Mais le Somaliland a répondu aux appels au calme de la communauté internationale avec défi, son ministère des Affaires étrangères accusant les «entités internationales» d’«encourager les radicaux» et de répandre la «désinformation», qui a ignoré les «trois décennies d’expérience du pays en matière de paix». et la démocratie ».

Que se passe-t-il ensuite ?

Le 16 février, le président du Somaliland, Muse Bihi, a déclaré avoir entamé des pourparlers de paix avec les anciens traditionnels du clan Dhulbahante.

Les anciens des clans ont nié tout contact avec Bihi pour des pourparlers de paix, affirmant qu’aucun ne pouvait avoir lieu avec le Somaliland « jusqu’à ce que ses forces se retirent de Las Anod ».
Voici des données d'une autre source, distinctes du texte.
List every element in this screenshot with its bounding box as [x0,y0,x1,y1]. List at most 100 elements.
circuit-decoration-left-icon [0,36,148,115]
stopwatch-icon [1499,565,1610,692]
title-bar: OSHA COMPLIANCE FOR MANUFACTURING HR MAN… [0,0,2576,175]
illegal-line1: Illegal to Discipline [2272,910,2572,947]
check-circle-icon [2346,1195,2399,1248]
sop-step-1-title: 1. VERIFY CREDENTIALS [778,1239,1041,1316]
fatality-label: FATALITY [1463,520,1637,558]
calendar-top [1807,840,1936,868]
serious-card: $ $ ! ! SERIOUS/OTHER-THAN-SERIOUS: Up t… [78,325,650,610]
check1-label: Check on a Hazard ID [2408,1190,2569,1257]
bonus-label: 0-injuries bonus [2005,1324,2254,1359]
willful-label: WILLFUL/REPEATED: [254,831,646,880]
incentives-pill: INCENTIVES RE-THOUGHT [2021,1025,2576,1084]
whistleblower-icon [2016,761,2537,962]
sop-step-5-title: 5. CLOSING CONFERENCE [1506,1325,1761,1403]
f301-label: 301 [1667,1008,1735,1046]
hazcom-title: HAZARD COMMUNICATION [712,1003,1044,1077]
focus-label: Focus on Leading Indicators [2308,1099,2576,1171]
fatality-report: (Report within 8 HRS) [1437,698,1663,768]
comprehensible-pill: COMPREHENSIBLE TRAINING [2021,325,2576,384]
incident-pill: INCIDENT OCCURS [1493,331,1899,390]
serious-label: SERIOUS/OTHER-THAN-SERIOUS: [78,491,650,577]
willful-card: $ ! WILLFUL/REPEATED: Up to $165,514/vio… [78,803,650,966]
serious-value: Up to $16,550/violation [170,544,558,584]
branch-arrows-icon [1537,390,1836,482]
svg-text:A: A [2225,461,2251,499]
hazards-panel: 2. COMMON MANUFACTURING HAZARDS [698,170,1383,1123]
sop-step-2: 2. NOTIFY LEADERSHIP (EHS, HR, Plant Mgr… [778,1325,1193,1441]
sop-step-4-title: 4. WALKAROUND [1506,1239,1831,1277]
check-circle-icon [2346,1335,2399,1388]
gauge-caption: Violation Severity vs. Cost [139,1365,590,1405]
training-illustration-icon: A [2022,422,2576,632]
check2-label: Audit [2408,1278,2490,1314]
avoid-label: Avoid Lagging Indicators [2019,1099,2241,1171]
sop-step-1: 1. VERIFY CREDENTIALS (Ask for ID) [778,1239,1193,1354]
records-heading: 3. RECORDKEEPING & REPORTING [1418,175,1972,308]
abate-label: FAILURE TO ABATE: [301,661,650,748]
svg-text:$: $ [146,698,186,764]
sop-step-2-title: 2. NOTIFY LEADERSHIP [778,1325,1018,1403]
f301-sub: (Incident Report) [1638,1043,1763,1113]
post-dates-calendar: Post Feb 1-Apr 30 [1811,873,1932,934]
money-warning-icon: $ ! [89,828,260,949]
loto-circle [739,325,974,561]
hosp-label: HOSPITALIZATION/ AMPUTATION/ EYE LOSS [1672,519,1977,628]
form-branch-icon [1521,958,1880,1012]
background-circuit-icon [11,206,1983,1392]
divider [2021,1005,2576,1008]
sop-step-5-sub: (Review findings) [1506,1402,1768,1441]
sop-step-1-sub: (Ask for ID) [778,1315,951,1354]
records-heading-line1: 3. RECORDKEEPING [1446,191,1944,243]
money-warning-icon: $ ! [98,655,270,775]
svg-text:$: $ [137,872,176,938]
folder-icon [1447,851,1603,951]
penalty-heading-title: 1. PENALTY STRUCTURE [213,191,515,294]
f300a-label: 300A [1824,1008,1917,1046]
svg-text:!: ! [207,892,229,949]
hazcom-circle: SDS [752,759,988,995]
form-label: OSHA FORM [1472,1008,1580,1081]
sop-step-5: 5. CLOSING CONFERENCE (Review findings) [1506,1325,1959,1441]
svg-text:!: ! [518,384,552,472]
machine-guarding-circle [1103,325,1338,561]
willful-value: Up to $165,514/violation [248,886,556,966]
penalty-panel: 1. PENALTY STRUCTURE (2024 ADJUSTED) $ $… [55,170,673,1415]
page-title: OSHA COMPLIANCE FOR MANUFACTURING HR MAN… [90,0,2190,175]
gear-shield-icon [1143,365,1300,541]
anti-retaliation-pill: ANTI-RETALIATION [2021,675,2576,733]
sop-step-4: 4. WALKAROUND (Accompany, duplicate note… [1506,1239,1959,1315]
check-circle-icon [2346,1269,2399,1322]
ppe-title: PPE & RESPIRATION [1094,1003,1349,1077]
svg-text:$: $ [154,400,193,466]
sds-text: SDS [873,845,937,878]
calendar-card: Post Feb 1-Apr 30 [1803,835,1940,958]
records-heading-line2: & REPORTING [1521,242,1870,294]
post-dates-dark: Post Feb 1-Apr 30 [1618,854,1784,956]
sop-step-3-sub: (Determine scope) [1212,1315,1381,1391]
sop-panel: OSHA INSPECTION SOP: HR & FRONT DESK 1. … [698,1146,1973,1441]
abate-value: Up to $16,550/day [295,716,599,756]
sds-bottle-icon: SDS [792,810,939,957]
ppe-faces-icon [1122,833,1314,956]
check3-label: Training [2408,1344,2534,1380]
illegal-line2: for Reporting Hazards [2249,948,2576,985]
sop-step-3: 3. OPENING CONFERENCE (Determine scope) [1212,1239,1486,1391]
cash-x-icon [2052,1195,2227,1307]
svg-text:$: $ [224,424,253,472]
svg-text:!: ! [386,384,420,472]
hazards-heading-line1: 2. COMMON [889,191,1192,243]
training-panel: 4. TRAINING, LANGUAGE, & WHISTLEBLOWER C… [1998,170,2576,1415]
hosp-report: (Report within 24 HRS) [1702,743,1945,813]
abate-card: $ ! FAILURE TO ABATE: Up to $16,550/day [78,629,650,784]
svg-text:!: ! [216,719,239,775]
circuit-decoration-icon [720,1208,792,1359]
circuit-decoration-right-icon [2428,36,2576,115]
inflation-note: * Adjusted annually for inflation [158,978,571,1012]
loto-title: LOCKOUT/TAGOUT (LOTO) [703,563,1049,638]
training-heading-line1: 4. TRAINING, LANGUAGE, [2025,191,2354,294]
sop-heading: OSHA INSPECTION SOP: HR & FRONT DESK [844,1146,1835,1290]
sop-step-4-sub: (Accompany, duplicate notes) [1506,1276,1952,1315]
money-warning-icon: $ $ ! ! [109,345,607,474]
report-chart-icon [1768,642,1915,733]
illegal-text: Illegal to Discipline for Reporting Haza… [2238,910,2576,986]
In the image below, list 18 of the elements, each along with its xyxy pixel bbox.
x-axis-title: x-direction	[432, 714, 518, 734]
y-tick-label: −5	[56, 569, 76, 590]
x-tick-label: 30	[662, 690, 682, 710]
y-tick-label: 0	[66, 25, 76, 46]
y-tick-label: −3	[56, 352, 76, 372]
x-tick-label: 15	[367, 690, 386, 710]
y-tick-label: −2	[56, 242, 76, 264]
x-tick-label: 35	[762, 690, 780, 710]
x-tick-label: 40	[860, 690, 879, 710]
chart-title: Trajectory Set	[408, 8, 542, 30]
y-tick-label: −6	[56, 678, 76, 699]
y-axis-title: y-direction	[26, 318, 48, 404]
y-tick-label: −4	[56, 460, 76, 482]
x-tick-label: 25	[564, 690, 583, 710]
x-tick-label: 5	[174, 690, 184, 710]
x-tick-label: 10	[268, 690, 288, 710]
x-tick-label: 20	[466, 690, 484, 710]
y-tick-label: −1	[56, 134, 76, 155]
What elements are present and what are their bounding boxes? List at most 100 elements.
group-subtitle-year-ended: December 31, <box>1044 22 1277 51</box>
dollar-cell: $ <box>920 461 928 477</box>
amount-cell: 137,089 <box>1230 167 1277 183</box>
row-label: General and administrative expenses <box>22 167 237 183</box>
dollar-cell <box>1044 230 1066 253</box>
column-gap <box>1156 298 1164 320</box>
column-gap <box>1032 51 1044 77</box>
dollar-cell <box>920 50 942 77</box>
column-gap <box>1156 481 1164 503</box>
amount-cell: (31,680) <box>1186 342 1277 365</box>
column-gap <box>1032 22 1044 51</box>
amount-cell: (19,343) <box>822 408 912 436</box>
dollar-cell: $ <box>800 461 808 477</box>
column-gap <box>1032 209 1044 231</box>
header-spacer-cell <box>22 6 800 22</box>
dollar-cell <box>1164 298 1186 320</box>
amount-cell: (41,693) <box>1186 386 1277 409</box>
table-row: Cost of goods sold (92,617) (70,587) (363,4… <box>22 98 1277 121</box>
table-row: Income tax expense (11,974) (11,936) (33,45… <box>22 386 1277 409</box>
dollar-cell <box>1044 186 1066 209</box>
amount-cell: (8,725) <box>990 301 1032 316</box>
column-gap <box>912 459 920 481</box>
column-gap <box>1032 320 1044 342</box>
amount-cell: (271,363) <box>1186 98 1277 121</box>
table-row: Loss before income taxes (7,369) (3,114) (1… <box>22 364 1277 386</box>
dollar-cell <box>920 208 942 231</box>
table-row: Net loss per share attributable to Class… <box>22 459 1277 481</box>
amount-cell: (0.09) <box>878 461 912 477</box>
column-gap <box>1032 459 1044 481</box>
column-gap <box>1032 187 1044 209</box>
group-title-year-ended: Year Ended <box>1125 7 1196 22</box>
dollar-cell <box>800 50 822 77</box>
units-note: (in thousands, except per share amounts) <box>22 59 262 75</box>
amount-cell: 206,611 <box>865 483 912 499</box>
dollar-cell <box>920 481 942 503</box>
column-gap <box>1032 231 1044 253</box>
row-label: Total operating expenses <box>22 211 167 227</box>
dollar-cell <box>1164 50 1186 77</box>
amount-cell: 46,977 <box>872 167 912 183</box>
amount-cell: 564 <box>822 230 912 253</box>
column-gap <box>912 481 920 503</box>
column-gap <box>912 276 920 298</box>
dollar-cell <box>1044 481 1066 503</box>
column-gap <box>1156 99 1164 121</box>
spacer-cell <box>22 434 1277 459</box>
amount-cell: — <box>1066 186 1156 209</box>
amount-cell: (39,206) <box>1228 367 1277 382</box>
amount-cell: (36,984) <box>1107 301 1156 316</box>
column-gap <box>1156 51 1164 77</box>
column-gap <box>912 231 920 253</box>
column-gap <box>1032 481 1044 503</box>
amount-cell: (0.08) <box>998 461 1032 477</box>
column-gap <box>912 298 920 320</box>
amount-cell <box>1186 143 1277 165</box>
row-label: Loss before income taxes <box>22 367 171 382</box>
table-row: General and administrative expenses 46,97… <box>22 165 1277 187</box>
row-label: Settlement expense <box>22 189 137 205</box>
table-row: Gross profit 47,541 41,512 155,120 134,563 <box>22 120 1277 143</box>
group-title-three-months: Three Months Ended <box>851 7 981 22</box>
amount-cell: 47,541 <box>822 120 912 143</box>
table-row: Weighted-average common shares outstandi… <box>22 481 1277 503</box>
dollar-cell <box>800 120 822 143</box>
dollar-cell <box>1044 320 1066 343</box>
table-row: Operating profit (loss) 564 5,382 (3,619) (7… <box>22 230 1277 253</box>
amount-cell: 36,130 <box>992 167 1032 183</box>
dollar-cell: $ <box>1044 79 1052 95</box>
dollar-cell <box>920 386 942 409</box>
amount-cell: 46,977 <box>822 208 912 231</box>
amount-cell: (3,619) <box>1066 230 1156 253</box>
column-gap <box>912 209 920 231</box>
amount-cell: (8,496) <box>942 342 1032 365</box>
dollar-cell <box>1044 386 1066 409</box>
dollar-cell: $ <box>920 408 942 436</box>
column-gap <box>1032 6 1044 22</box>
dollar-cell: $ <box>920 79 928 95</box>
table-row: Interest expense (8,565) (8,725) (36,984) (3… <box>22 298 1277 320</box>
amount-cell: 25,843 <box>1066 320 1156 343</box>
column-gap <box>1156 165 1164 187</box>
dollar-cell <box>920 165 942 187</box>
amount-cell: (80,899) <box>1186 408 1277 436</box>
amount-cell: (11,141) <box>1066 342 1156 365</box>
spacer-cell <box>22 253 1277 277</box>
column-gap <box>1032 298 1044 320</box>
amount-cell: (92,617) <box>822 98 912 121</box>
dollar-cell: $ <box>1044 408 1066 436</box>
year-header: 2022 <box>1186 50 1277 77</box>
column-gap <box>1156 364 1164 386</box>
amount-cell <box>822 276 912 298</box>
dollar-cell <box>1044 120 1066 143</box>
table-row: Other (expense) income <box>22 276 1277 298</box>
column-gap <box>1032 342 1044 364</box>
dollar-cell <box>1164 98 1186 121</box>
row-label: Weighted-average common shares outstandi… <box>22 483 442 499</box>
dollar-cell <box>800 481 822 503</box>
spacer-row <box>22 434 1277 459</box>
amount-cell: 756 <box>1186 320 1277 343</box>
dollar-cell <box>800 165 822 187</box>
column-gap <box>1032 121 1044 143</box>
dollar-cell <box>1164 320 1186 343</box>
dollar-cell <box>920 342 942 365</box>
Après l’éclatement des combats, l’influent leader Sool Garad Jama Garad Ismail a appelé au retrait des troupes du Somaliland de la ville comme condition des négociations, mais les analystes préviennent que leurs positions sur la question de l’avenir de Laascaanood restent éloignées.

Hoehne a déclaré à Al Jazeera : « Le clan Dhulbahante n’a jamais vraiment accepté la sécession du Somaliland de la Somalie ».

Les analystes disent que le Somaliland pourrait être contraint de retirer ses troupes et d’autoriser l’aide alors que les pourparlers de paix commencent.

« La pression de la communauté internationale sur le Somaliland pourrait aider à soutenir les pourparlers de paix proposés et éventuellement conduire à des pourparlers significatifs », a déclaré Roble.